In 2014, 3,400 people attempting to enter Europe via Italy and other European countries died or went missing in the Mediterranean Sea. As previously mentioned, this is more than double the figure in 2011 and makes up the majority of the worldwide figure of 4,272 figure, making it the “deadliest” route, according to the UNHCR.
It is important to note this data is based on estimates and the real figure could be higher.
In south east Asia, 540 people have died attempting to cross the Bay of Bengal, while 242 died trying to cross the Red Sea and Gulf Aden. In the Caribbean, the UNHCR said the number reported missing or dead is 71.
How does the UNHCR believe the deaths can be avoided?

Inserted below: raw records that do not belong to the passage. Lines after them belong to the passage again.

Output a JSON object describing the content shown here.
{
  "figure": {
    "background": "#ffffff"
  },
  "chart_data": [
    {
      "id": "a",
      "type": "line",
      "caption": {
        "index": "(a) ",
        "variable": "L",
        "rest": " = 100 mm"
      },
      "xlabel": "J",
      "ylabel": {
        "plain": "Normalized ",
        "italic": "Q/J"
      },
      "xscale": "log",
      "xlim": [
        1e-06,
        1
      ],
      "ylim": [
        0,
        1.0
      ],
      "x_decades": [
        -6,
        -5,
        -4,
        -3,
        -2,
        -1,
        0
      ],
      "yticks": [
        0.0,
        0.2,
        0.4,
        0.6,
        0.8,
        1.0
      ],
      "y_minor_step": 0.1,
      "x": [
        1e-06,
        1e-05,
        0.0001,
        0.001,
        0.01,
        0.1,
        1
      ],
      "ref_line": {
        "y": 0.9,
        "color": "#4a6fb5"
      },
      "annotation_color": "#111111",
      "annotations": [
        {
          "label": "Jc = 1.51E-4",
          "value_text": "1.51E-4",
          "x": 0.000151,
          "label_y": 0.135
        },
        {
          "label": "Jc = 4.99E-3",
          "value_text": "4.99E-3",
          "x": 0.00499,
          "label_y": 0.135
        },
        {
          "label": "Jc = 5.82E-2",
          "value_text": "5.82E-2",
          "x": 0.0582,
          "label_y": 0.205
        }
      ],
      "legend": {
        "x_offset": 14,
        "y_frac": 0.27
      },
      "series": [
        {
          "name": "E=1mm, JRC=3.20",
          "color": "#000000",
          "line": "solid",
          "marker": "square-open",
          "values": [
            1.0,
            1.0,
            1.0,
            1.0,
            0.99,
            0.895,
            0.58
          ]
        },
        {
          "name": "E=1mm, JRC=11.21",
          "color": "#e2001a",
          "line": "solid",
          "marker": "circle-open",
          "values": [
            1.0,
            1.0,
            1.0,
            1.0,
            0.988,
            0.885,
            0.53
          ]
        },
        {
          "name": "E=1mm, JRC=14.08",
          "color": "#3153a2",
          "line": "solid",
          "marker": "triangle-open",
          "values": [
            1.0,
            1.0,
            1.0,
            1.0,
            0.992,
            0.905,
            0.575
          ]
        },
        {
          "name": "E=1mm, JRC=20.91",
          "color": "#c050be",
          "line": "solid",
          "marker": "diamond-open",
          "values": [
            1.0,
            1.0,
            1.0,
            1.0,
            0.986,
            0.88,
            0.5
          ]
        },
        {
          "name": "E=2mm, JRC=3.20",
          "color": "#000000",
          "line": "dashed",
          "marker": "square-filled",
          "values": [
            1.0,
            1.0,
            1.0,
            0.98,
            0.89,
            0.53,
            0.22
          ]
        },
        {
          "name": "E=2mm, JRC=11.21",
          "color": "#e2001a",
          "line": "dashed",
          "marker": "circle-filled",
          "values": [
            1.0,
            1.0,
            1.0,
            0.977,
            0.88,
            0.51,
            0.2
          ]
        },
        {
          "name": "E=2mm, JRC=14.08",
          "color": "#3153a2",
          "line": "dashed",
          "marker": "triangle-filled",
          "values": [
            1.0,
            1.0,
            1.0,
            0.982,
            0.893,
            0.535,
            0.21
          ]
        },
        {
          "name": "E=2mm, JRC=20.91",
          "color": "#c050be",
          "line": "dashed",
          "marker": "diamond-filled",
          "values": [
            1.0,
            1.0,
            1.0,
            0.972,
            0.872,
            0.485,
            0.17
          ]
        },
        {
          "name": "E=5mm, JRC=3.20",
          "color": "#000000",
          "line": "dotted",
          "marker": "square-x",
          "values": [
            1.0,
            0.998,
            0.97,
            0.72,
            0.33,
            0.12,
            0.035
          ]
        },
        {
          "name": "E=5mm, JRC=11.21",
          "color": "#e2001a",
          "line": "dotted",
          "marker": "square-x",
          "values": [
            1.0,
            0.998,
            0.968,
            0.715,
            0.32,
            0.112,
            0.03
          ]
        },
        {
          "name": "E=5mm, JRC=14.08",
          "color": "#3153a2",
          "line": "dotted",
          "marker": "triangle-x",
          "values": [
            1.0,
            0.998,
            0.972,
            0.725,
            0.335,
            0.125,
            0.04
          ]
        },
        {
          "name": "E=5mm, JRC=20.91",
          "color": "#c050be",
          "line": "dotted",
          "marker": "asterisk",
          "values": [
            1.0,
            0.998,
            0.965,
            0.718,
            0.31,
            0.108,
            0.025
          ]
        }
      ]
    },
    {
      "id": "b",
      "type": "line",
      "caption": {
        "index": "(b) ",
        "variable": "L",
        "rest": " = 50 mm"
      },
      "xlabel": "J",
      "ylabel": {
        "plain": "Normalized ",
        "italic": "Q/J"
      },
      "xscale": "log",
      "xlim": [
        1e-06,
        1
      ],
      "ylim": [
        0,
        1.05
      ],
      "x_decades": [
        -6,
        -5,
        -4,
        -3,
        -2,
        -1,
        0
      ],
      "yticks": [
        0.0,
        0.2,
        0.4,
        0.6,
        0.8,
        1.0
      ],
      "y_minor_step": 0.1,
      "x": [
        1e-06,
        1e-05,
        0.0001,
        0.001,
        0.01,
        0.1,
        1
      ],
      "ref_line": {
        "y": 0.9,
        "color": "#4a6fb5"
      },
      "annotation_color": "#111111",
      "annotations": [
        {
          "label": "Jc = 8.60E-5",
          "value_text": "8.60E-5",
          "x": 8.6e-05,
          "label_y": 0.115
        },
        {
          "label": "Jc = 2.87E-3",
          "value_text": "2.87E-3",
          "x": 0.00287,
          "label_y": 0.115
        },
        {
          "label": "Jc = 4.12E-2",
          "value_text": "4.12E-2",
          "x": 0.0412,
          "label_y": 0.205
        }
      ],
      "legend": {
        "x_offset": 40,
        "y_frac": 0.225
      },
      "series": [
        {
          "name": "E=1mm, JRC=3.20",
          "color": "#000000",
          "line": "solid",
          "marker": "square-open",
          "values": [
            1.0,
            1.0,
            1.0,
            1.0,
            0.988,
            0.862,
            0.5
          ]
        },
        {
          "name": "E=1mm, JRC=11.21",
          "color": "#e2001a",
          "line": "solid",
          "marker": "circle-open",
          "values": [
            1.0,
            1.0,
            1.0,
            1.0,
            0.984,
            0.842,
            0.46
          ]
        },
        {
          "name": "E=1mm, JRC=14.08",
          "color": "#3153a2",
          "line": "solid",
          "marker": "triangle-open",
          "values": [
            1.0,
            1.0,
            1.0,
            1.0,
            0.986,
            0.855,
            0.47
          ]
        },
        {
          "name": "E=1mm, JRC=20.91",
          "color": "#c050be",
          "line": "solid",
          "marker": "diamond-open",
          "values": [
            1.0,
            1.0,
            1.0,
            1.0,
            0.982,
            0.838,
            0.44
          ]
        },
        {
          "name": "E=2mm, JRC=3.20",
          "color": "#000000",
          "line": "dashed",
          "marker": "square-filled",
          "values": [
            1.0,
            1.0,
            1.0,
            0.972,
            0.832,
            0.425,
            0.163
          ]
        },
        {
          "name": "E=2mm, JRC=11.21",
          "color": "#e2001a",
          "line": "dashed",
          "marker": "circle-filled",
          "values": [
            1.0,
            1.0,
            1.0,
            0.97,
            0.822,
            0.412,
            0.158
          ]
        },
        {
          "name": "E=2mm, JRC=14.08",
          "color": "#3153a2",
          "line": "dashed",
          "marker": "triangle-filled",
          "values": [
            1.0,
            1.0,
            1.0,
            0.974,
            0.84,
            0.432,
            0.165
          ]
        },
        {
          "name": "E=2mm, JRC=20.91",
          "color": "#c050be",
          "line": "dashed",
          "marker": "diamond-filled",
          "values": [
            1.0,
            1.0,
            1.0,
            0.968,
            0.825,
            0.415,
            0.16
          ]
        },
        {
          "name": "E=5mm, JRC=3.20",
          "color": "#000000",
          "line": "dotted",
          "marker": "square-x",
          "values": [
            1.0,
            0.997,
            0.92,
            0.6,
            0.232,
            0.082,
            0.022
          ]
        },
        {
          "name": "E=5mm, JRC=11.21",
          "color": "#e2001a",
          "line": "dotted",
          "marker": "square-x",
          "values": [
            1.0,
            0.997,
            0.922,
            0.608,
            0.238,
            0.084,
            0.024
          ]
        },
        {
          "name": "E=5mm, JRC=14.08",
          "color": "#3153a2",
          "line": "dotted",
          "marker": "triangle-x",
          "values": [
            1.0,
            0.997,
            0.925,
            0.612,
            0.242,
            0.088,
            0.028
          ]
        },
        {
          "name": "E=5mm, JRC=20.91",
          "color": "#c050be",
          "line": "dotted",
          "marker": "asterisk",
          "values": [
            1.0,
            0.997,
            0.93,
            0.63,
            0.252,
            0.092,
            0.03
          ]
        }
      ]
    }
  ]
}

António Guterres, UN High Commissioner for Refugees, said the problem would only be solved if the real root causes behind the increased migration numbers were addressed.
“This means looking at why people are fleeing, what prevents them from seeking asylum by safer means, and what can be done to crack down on the criminal networks who prosper from this, while at the same time protecting their victims,” he explained.
The commissioner also attacked governments for considering “keeping foreigners out as being a higher priority than upholding asylum”.
The UNHCR spokesman told the Telegraph that the issue can only be tackled with closer cooperation between states of origin, transit and destination.
“Critical to reducing loss of life at sea [is] addressing the drivers of dangerous sea journeys, as well as ensuring that responses by states upon arrival and disembarkation uphold human rights and dignity, and address[ing] specific needs for protection of migrants, asylum-seekers and refugees,” he added.